Alva Vanderbilt’s lavish ball described in Chapter 5 is only the most expensive example of the money spent on parties. This chapter also brings in the theme of The Effects of Fame, as Alva works the press to build anticipation for her ball. She has a keen sense of how to use the media and maintain some control over it. Once the genie is out of the bottle, however, things often take on a life of their own, and later generations felt the effects that media attention brought with little or no control over it and with considerably fewer positive aspects than it brought Alva. Her own daughter is a prime example of this. In Chapter 6, the authors describe Consuelo’s marriage to an impoverished British aristocrat and go into some detail about how the press contributed to the swirl of gossip that added to Consuelo’s unhappiness about the arranged marriage.
Cooper and Howe often use a technique called in medias res to begin the book’s chapters. This is the method of starting a story in the middle of the action—often at a crucial moment—as a way of engaging the reader’s interest. Two of the three chapters here open that way. Chapter 5 starts, “The crowds had begun to gather in the afternoon” (91), while Chapter 6 begins, “Consuelo Vanderbilt was sobbing” (111). In both instances the reader wants to know why; reading on, they then learn the background that led to the moment in the opening. Note, too, the connection to the theme about fame discussed in the paragraph above. Not only do these openings catch the reader’s attention, they also involve The Effects of Fame, which the authors develop further in each chapter.

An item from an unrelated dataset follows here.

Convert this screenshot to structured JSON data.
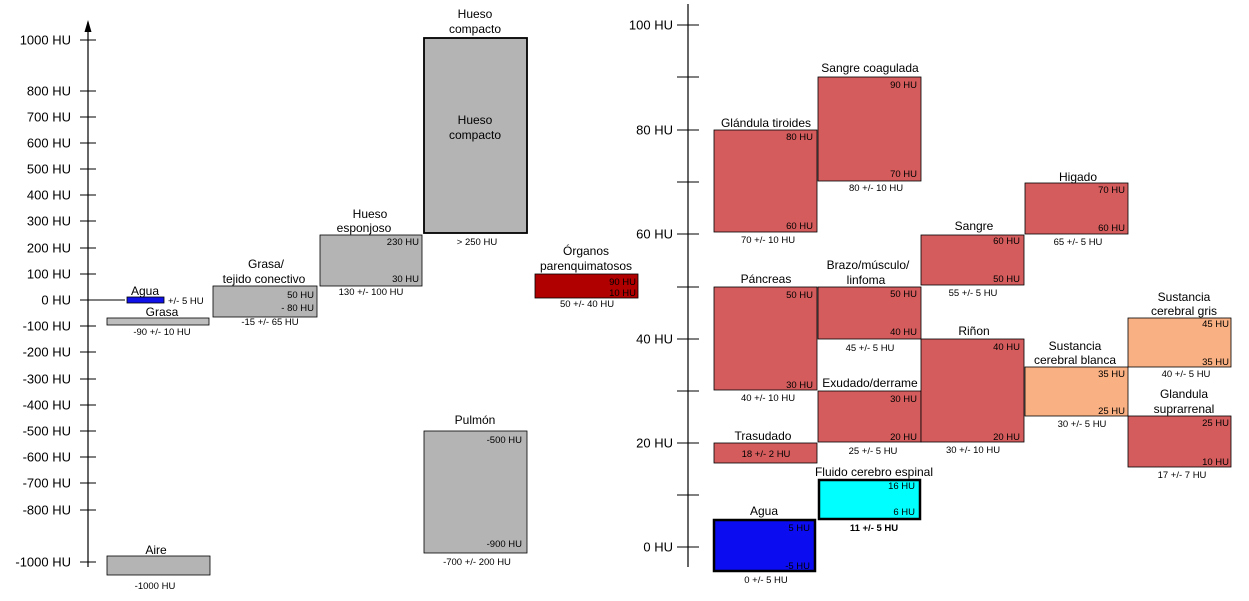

Just as the Introduction notes, the focus of the book is on how individuals felt and perceived the events they lived through, and the chapters here are example of that. In Chapter 6, for example, the authors draw on Consuelo Vanderbilt’s later memoir The Glitter and the Gold, published in the 1950s, to fill in her thoughts and feelings as she went through with the marriage arranged by her mother. This is how the authors can include such information as the following: “Consuelo mopped her eyes alone, with no sound but the steady breathing of the footman who’d been posted outside her bedroom door to prevent her escape” (111). These kinds of details help put the reader into the scene and feel what Consuelo felt.